Breaking the Plasticity Bottleneck: Tsinghua Team's New Work Leads in Continual Learning with Transferable Task Relationships Guiding Training

A team from Tsinghua University uses H-embedding to guide hypernetworks, reducing the AI forgetting rate through task relationships and leading in tests such as ImageNet-R.

A research team from Tsinghua University has solved the problem of AI forgetting what it has learned by using "task relationships". The proposed H-embedding guided hypernet first calculates the closeness between new and old tasks, and then allows the hypernetwork to generate exclusive model parameters according to the relationships. Low-dimensional small vectors can be used plug-and-play, reducing the forgetting rate by another 10% in tests such as ImageNet-R.

Continual Learning (CL) is an important ability for artificial intelligence systems to achieve long-term intelligence. Its core goal is to enable the model to continuously absorb new knowledge in a sequence of tasks while maintaining or even improving performance on old tasks.

However, under the mainstream deep learning framework, models often significantly forget old knowledge when learning new tasks, which is known as "Catastrophic Forgetting". This is a key bottleneck limiting the large-scale practical application of continual learning.

Existing CL methods can be roughly divided into three categories: replay methods based on data replay, regularization methods based on parameter constraints, and dynamic expansion methods based on model structure. Although they all alleviate forgetting to varying degrees, a fundamental problem has always been overlooked:

Most CL methods still start from a "model-centric" perspective and lack the modeling and utilization of the intrinsic relationships between tasks.

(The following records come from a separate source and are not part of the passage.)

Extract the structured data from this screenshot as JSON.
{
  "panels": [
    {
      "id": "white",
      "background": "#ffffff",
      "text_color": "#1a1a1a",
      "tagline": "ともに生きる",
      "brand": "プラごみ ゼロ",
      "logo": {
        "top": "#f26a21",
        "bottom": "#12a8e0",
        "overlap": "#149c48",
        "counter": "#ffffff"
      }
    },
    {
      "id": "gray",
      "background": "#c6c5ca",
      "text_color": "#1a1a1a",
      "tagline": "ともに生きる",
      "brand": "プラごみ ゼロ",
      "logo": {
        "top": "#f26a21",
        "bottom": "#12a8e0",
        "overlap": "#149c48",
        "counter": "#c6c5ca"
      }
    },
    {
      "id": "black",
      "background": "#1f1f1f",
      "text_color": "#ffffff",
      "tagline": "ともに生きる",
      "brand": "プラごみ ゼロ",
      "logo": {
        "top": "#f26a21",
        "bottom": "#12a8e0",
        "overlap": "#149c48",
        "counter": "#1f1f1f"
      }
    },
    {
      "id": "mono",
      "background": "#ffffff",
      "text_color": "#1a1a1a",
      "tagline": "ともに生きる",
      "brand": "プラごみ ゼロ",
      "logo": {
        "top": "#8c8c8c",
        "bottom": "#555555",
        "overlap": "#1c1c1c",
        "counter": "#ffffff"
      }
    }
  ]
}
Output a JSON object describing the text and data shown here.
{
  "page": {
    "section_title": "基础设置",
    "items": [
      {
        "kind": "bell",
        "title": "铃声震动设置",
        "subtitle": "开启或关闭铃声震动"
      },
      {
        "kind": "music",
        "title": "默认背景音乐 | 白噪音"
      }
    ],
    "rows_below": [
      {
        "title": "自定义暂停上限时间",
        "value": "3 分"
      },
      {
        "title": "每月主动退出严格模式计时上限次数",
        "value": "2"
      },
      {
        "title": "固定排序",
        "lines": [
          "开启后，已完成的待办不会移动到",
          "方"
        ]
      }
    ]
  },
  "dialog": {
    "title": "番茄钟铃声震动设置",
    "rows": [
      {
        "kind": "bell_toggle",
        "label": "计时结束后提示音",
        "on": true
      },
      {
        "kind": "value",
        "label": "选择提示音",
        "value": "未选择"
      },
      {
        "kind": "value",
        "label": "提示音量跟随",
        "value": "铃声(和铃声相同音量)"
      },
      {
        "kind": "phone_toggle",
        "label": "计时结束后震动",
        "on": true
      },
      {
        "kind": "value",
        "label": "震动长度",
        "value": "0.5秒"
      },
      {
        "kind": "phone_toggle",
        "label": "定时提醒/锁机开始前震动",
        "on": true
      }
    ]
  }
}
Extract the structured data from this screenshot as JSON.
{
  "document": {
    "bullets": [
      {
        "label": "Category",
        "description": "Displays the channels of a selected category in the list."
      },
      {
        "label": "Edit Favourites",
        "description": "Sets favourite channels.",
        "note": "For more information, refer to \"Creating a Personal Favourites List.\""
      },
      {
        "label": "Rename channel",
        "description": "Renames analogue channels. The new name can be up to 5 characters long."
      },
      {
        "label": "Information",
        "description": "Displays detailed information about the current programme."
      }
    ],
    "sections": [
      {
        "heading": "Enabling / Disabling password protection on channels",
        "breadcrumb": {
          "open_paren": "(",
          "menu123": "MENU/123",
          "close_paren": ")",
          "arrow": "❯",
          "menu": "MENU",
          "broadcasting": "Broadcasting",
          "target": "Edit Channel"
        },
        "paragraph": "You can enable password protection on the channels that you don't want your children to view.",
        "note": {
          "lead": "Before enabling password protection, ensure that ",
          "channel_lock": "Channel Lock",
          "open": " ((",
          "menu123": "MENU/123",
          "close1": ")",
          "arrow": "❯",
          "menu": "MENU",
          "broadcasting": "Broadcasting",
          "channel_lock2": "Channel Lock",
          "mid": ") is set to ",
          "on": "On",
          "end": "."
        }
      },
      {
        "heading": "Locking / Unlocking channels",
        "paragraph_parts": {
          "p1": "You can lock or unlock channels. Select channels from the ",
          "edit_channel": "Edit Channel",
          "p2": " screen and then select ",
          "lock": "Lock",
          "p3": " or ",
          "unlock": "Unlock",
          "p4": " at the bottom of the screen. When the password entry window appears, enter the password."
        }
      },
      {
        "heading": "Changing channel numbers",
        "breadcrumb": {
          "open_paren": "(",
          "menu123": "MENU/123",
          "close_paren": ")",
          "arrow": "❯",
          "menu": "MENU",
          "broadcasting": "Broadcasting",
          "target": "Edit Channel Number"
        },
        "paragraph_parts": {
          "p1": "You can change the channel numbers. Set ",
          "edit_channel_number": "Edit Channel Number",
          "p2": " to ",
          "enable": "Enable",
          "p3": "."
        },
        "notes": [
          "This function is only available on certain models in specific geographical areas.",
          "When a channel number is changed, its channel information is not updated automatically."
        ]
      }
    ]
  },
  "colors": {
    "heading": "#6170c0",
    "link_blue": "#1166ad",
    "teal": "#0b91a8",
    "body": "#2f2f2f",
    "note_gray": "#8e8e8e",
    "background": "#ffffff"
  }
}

However, task relationships directly determine the direction and efficiency of knowledge transfer: which tasks have high synergy, which tasks have large conflicts, which old tasks are helpful for new tasks, and which new tasks may damage existing capabilities - this information is crucial for robust continual learning.

To address this long-standing gap, researchers from Tsinghua University proposed a new "task-relation-centric" CL solution: an H-embedding guided hypernetwork continual learning framework.

Paper link: https://arxiv.org/pdf/2502.11609

Its core idea is: before learning each new task, construct a transferability-aware task embedding H-embedding through information-theoretic metrics, and use the hypernetwork to generate task-specific parameters according to the embedding, thereby explicitly encoding task relationships in the CL process.

Motivation of the method: Task relationships should be explicit guiding information for CL

In a typical CL setting, the model can only conduct "post hoc analysis" based on parameter changes after training on a new task to judge the interference and transfer between tasks.

This mode naturally has three major problems:

1. Lack of task-level prior knowledge, the model cannot plan the transfer path before training starts

The model neither knows which old tasks are helpful for the current task nor which knowledge needs to be protected.

2. Forward and backward transfer are difficult to optimize simultaneously

Traditional methods often can only focus on one aspect: strong regularization reduces forgetting but weakens the ability to learn new tasks; strong learning of new tasks improves forward transfer but leads to significant forgetting.

3. As the number of tasks increases, interference accumulates, making the method difficult to scale

The longer the task sequence, the higher the cost of the model's "blind learning".

Therefore, a natural question arises:

"If continual learning can construct a learning path from task relationships rather than simply from model parameters, can it improve both forward and backward transfer capabilities?"

In this context, the research team introduced the "task-relation-centric" design idea, transforming task transferability into learnable prior information and directly driving parameter generation and knowledge protection strategies.

Core contributions

Proposed H-embedding: Task transferability embedding based on H-score

Diagrammatic relationship between transferability and task embedding

The team used the information-theoretic indicator H-score to characterize the transfer value from any old task to the current task. The H-score can reflect the effectiveness of source task features for the target task and is an efficiently computable transferability metric in practical scenarios.

Subsequently, these transferability values were normalized through the Analytic Hierarchy Process (AHP) to be consistent with the distance metric in the embedding space, and then the low-dimensional H-embedding of the task was obtained through distance consistency optimization.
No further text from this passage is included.